Entonces, cuando se giraba para irse, Tornell acertó a decir:

—Fermín…

—¿Sí?

—¿Cómo es que usted?… ya sabe, siendo su compañero… tan… duro con nosotros… y usted, en cambio… es…

—¿Quieres preguntarme por qué os trato bien?

El preso asintió. Fermín, entonces, encendió un pito con parsimonia. Había decidido quedarse un rato.

—¿Quieres?

—Sí —contestó Tornell—. Me vendrá bien.

El guardián exhaló el humo con cierto placer y dijo:

—Yo era como mi compañero, Julián, al que llamáis el Amargao. No te preocupes, lo sé, hace tiempo que me enteré. Es mi trabajo saberlo todo. Esto es como un cuartel o un colegio, todo el mundo tiene su apodo. Yo fui como él, sí. Bueno, no. Era peor. Disfrutaba con mi trabajo. A veces uno se siente bien notando el miedo de los demás, pegando a gente que no puede defenderse… vengándote en ellos de los palos que da la vida… Es difícil de explicar pero se siente uno mejor, fuerte, poderoso… Un buen día, estaba yo por aquel entonces en la cárcel de Vitoria y la guerra aún no había acabado, aunque recuerdo que la victoria era inminente y el volumen de presos que iba llegando era brutal. Algo acojonante, oye. Vascos, muchos vascos, todos los que caían prisioneros… pues ya sabes, los mandaban para arriba a ser juzgados. Cada noche me daban una lista de unos veinte tíos e íbamos a buscarlos. Nos acompañaban y pasaban la noche en la capilla con el cura, uno de Bilbao, con una boina enorme. Luego, al amanecer, se les fusilaba. Un buen día, no sé por qué exactamente, la lista de condenados a muerte fue muy corta: cinco hombres. Paso a por ellos, los nombro, se despiden de los otros presos (yo esto lo hacía como el que oye llover, sin un atisbo de sentimentalismo) y ¡hala!, allá que nos vamos para la capilla. Cuando llego, toco a la puerta y sale el cura. Le doy la lista, mira tras de mí y ve sólo a cinco presos… y con cara de pena me dice: ¿tan pocos?

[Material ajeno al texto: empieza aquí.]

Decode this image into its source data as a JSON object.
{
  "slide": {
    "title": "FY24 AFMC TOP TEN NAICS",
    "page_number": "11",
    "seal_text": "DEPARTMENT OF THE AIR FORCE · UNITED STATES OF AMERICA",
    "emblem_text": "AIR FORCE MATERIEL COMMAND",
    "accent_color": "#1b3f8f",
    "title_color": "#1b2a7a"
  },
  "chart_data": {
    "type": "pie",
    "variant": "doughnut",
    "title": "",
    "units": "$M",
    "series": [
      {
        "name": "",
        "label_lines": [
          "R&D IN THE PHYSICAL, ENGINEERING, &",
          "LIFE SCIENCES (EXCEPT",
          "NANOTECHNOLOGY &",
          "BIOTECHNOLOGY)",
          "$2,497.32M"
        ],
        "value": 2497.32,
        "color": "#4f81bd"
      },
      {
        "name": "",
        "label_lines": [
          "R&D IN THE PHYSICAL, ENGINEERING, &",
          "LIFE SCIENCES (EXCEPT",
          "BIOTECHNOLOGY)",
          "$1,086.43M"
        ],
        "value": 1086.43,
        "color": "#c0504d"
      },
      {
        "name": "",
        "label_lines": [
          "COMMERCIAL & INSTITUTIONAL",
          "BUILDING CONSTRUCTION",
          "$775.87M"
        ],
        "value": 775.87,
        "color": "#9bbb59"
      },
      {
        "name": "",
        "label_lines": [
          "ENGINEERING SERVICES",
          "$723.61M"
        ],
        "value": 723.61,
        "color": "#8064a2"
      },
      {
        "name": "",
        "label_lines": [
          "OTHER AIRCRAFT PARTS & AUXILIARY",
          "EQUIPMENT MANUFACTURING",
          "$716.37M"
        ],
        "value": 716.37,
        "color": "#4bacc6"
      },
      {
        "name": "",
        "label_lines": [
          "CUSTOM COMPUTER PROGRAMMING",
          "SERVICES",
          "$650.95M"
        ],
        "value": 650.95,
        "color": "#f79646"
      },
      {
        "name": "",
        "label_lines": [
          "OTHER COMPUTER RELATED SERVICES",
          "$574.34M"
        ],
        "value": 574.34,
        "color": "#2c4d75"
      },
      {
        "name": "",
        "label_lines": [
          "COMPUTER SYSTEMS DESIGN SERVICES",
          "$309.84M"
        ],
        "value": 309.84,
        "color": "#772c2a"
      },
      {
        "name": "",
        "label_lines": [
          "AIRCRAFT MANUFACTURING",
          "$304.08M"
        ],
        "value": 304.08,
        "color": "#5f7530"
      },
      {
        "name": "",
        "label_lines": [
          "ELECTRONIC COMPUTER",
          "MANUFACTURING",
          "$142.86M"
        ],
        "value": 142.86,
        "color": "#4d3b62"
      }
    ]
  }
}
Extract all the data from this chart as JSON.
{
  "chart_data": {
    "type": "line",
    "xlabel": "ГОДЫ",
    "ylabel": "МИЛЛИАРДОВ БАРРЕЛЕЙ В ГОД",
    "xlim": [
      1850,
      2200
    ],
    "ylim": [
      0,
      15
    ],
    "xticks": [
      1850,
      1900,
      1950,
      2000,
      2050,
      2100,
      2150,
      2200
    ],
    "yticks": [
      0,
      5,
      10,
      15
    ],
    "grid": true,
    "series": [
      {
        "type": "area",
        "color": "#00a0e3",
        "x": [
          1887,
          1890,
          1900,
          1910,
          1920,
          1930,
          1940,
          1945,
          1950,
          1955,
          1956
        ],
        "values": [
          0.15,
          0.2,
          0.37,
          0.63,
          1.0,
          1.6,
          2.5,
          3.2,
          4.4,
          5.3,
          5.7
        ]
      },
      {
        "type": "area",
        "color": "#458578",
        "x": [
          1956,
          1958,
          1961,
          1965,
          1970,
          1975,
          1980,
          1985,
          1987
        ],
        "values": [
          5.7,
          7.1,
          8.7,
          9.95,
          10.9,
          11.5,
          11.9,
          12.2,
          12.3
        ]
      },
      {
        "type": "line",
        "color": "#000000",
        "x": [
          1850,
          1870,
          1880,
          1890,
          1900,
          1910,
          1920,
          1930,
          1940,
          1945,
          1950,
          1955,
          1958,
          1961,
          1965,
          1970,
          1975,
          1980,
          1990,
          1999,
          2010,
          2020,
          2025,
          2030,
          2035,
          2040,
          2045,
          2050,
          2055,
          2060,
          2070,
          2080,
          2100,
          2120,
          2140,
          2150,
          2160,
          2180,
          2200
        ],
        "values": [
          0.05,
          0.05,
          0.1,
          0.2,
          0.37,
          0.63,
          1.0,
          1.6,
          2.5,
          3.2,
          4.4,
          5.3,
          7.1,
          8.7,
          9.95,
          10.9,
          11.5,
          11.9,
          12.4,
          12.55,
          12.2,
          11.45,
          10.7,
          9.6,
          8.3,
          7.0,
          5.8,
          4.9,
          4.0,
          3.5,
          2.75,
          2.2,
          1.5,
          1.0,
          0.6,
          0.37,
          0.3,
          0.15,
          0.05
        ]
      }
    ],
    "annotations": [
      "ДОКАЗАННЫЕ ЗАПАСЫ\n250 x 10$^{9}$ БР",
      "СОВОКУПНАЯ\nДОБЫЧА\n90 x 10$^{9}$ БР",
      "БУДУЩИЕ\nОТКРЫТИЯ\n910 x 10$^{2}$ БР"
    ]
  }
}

Entonces se hizo un silencio. Tornell notó que Fermín quedaba muy serio, como pensativo. Revivía aquella escena como si estuviera volviendo a producirse.

—Se me encendió una bombilla, Tornell, una bombilla. ¿Te das cuenta? ¿A qué extremo habíamos llegado que un cura se lamentaba de que ese día se fusilara a tan poca gente? ¡Dios, era un cura! Debía velar porque no nos matáramos entre nosotros… Joder… Cuando vi la cara del cura y oí aquel maldito comentario que hizo, supe que habíamos perdido el norte, el buen camino. ¿En qué nos habíamos convertido? Y es por eso que os trato bien…

Y dicho esto, sin dar más explicaciones, se giró y se fue cuesta arriba hacia su casa sin siquiera despedirse. Tornell sintió que se le ponían los pelos de punta y optó por ir a dormir un poco.